Mark T. Hebner
In Focus - Step 4: Market Timing With ETFs
Mark T. Hebner
Sunday, January 24, 2010
So I have some good news and some bad news about investing. The good news is the appetite for indexing and index funds is growing. The bad news is investors cannot completely cut the cord on their prediction addiction. As a result, market timing with ETFs has become enormously popular. Unfortunately, their performance has not justified their popularity.
ETFs are portfolios of stocks, bonds and in some cases other investments that get traded on a stock exchange a lot like a regular stock does. And these ETFs are almost all index funds. That doesn’t sound so bad, right? Well, on the surface it’s not, but the snakes are now coming out of the grass in huge numbers, corrupting a sound investment strategy. Hundreds of high-fee advisors and newsletter/subscription services have cropped up to “assist” investors with timing ETFs. One of these services even promises to use the “FibTimer trading strategies.” How ironic is that?
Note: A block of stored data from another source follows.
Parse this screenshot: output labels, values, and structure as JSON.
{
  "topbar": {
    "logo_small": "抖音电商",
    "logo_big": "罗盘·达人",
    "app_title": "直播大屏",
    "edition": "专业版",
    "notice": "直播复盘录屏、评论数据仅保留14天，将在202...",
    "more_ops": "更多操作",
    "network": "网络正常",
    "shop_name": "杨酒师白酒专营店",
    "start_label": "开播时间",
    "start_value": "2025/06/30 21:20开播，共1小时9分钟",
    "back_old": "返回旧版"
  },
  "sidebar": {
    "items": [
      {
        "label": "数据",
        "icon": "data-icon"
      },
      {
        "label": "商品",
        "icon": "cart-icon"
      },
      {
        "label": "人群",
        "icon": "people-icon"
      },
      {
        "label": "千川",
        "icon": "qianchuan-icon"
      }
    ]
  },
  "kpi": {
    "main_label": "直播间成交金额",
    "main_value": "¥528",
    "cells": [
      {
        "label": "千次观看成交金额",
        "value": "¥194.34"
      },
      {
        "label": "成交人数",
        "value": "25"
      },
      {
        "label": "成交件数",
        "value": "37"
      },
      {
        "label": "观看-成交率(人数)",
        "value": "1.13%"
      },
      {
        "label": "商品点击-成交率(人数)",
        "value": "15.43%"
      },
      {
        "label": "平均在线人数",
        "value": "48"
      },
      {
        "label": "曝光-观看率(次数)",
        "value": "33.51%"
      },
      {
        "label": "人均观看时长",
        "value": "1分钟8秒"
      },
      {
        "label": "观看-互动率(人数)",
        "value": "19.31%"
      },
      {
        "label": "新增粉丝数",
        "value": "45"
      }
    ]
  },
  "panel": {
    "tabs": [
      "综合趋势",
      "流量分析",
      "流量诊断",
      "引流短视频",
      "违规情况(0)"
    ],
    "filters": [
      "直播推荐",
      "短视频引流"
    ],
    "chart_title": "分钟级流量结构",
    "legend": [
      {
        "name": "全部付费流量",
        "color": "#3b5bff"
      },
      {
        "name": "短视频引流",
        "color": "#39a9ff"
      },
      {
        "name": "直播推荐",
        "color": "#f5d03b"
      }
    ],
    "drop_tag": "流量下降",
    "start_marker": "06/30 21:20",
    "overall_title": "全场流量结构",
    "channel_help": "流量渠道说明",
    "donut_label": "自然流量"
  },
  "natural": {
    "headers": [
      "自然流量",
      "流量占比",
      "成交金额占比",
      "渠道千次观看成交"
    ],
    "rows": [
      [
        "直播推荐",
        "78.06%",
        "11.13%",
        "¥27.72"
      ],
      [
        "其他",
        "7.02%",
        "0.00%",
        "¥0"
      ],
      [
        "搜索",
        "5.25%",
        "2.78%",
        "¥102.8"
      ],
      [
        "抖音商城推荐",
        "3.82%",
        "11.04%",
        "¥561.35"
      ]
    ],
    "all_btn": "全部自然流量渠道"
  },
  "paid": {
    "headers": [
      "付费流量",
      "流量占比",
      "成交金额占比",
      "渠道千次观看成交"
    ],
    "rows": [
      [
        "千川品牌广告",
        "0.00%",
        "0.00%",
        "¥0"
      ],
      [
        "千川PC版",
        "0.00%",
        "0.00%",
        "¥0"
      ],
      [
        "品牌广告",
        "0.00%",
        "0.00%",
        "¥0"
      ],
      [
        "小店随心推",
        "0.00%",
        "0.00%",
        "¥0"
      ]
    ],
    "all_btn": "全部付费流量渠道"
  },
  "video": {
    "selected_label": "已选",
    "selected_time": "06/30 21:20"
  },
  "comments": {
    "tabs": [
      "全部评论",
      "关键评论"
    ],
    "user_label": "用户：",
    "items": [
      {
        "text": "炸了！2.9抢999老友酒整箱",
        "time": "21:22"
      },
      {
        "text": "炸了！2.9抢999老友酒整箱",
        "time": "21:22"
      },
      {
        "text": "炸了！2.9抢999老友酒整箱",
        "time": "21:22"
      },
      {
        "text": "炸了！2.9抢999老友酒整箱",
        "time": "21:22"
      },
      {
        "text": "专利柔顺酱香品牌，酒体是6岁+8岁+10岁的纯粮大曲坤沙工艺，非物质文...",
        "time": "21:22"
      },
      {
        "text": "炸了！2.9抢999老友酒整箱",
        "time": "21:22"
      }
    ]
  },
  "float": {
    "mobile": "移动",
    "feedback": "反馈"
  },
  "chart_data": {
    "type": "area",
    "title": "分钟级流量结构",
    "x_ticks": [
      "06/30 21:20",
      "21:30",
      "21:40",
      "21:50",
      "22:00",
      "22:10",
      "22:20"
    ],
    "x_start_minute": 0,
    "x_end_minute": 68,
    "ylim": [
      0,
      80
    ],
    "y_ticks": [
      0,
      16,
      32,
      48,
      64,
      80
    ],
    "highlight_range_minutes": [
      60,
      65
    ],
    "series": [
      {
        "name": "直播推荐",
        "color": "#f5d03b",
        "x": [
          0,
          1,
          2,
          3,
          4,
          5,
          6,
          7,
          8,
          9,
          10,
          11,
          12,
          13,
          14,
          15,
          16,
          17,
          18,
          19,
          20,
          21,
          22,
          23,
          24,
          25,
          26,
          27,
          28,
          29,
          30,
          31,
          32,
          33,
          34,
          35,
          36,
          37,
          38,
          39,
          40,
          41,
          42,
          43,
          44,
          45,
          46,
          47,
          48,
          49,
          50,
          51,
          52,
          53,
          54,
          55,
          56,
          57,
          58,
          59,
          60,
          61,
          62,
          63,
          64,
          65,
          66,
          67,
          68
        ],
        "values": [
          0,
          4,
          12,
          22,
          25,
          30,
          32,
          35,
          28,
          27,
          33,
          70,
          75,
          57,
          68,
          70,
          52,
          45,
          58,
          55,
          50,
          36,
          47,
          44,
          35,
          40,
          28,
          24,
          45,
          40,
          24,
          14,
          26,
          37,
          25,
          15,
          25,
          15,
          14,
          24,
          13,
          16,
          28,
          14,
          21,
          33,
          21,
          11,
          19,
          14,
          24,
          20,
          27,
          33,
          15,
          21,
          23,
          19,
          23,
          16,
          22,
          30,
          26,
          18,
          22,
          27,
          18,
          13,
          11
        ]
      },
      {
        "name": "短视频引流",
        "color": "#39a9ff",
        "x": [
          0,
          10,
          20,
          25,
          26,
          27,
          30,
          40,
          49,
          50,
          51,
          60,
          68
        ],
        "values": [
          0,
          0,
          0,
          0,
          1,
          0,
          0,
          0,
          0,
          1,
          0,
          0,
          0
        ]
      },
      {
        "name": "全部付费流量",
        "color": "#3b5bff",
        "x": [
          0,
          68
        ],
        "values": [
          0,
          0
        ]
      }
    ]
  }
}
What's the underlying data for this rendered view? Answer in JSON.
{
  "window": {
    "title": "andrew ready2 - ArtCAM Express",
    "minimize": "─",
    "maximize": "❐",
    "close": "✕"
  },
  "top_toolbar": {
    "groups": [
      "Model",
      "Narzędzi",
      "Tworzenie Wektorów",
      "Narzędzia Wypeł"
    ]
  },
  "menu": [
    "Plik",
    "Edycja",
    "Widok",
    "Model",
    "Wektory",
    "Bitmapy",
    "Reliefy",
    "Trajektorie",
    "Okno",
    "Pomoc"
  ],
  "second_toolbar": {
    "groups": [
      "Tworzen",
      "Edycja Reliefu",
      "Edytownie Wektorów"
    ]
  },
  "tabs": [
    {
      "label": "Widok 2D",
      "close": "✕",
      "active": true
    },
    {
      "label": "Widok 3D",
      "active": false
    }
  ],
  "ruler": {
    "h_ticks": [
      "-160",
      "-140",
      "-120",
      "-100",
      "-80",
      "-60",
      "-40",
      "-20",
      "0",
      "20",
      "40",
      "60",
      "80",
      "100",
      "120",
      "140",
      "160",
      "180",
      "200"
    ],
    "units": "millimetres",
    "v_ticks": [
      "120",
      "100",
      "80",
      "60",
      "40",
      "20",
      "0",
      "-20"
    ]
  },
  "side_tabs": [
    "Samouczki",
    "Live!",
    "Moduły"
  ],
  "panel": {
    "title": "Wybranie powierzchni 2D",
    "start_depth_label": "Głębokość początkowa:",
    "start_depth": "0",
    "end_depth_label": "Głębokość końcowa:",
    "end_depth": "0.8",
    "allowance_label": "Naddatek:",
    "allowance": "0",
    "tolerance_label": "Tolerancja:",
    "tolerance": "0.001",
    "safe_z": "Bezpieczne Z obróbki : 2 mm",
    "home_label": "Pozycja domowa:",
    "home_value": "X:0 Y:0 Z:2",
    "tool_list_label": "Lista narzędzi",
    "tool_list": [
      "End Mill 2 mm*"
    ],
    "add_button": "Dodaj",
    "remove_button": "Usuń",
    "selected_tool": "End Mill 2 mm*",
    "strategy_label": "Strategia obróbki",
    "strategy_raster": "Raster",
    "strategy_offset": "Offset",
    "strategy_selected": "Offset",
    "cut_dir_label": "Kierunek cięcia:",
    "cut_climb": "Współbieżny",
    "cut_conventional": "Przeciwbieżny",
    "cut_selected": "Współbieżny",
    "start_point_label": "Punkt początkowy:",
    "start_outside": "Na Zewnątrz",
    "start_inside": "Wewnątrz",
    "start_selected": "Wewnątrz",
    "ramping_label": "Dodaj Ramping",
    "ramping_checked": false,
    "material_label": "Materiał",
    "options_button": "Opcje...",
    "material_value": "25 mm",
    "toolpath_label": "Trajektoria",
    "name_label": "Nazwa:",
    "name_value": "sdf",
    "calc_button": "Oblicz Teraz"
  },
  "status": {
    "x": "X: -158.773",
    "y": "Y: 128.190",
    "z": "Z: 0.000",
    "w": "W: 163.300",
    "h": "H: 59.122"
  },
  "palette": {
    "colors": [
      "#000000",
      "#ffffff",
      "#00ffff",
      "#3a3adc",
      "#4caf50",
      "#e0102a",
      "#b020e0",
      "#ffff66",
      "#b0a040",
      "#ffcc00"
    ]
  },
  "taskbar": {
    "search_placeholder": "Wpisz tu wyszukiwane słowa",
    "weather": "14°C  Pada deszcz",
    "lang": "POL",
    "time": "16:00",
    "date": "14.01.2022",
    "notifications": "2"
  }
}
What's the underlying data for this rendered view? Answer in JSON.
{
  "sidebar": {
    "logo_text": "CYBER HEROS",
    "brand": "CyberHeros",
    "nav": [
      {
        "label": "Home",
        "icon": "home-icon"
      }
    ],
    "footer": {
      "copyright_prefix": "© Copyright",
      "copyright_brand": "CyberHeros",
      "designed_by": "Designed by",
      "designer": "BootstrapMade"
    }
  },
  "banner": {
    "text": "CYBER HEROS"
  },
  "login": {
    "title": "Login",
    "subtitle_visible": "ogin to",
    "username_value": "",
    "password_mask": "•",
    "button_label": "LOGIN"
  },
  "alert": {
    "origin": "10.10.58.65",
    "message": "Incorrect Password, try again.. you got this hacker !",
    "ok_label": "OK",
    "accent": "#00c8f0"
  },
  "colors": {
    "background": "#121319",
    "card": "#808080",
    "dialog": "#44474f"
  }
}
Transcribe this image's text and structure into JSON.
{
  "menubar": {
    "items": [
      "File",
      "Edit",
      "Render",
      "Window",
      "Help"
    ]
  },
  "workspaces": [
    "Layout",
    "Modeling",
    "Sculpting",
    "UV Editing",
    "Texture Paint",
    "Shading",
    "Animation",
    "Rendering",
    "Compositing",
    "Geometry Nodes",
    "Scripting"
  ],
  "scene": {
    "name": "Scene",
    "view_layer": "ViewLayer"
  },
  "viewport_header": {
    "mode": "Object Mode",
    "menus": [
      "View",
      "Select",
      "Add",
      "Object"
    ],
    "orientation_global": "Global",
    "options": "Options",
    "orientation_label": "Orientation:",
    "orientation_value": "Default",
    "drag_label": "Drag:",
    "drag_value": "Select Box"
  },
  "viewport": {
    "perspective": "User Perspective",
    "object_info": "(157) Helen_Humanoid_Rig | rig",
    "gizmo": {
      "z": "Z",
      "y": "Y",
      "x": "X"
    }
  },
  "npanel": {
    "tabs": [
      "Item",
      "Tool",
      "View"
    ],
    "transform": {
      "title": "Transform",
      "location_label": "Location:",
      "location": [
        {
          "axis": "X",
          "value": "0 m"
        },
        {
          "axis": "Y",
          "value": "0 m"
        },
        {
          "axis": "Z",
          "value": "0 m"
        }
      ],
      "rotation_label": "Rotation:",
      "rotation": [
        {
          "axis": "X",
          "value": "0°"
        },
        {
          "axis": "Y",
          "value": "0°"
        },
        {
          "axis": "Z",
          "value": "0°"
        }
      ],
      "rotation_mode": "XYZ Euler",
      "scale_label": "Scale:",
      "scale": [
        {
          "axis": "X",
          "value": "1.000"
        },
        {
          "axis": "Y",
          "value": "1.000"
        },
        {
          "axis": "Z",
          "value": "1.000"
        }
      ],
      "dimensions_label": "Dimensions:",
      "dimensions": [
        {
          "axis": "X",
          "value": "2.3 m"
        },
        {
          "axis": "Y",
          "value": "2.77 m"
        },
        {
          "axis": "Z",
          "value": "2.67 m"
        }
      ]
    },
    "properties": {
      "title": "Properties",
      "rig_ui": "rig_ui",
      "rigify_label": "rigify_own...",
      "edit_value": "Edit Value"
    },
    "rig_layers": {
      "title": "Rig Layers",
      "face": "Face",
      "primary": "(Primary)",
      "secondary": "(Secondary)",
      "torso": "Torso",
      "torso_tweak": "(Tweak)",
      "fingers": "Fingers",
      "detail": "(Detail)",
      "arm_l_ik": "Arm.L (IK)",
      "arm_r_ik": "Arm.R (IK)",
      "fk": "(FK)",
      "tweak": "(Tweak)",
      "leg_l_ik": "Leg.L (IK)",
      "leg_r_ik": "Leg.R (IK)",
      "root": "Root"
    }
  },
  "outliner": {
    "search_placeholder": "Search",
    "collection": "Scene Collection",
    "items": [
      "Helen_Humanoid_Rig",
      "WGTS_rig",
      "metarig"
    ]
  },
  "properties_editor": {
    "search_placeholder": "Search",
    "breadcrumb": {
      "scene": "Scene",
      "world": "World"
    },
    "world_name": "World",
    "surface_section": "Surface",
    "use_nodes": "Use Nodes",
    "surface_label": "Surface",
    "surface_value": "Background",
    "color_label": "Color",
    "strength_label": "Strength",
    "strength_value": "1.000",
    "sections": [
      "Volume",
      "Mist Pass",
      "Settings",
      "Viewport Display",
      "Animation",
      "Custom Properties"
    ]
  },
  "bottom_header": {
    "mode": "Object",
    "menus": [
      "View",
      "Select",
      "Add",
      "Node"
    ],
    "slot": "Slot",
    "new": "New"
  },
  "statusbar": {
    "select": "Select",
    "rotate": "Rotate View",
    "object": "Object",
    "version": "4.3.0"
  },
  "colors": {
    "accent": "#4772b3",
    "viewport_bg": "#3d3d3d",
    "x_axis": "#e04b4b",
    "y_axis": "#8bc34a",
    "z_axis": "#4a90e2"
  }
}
The list of problems that occur with timing ETFs is a long one, but here are a few:
One problem is it follows the belief that somehow the ETF is priced wrong. This of course is a problem that plagues all kinds of stock picking and market timing “strategies.” All the current news and the probability of future news are built into the ETF’s price already.
Another huge problem with the trading of ETFs is investors aren’t exposing their assets to a consistent risk exposure over time if they are pulling their assets in and out of the market. Just how reckless is this behavior? The Dalbar Investor Behavior Studies have been tracking these practices for a long time. Not so surprisingly, they found the investor was only getting about 25% of the fund’s potential return over these periods because of their stubbornness on trading in and out of these funds.
Why do investors fall prey to these charlatans who tell them they can predict the market? The main reason is no one wants to settle for “average.” But average returns are really the superior returns. If investors had bought and held a globally diversified Index Portfolio for the last 20 years, they would have an average annualized return of 9.55% per year, and they would have had about as much risk as the S&P 500 Index which delivered 8.06% over the last 20 years. Buy and hold works best, but you must not forget the hold.
The landmark and definitive study of market timers was conducted by John Graham at the University of Utah and Campbell Harvey at Duke University. The professors painstakingly tracked and analyzed over 15,000 predictions by 237 market timing investment newsletters from June, 1980 through December, 1992. By the end of the 12.5 year period, 94.5% of the newsletters had gone out of business, with an average length of operations of about four years! William Bernstein once said, "There are two kinds of investors, be they large or small: those who don't know where the market is headed, and those who don't know that they don't know. Then again, there is a third type of investor - the investment professional, who indeed knows that he or she doesn't know, but whose livelihood depends upon appearing to know."
I challenge market timers to show me monthly statements from an actively managed portfolio carrying the same risk metrics that beat this buy and hold approach over the last 10 years. Go ahead, dig into the data. Timing is a bad idea, even if you do it with ETFs.
As Charlie Ellis said, “Market timing is a wicked idea—don’t try it ever.”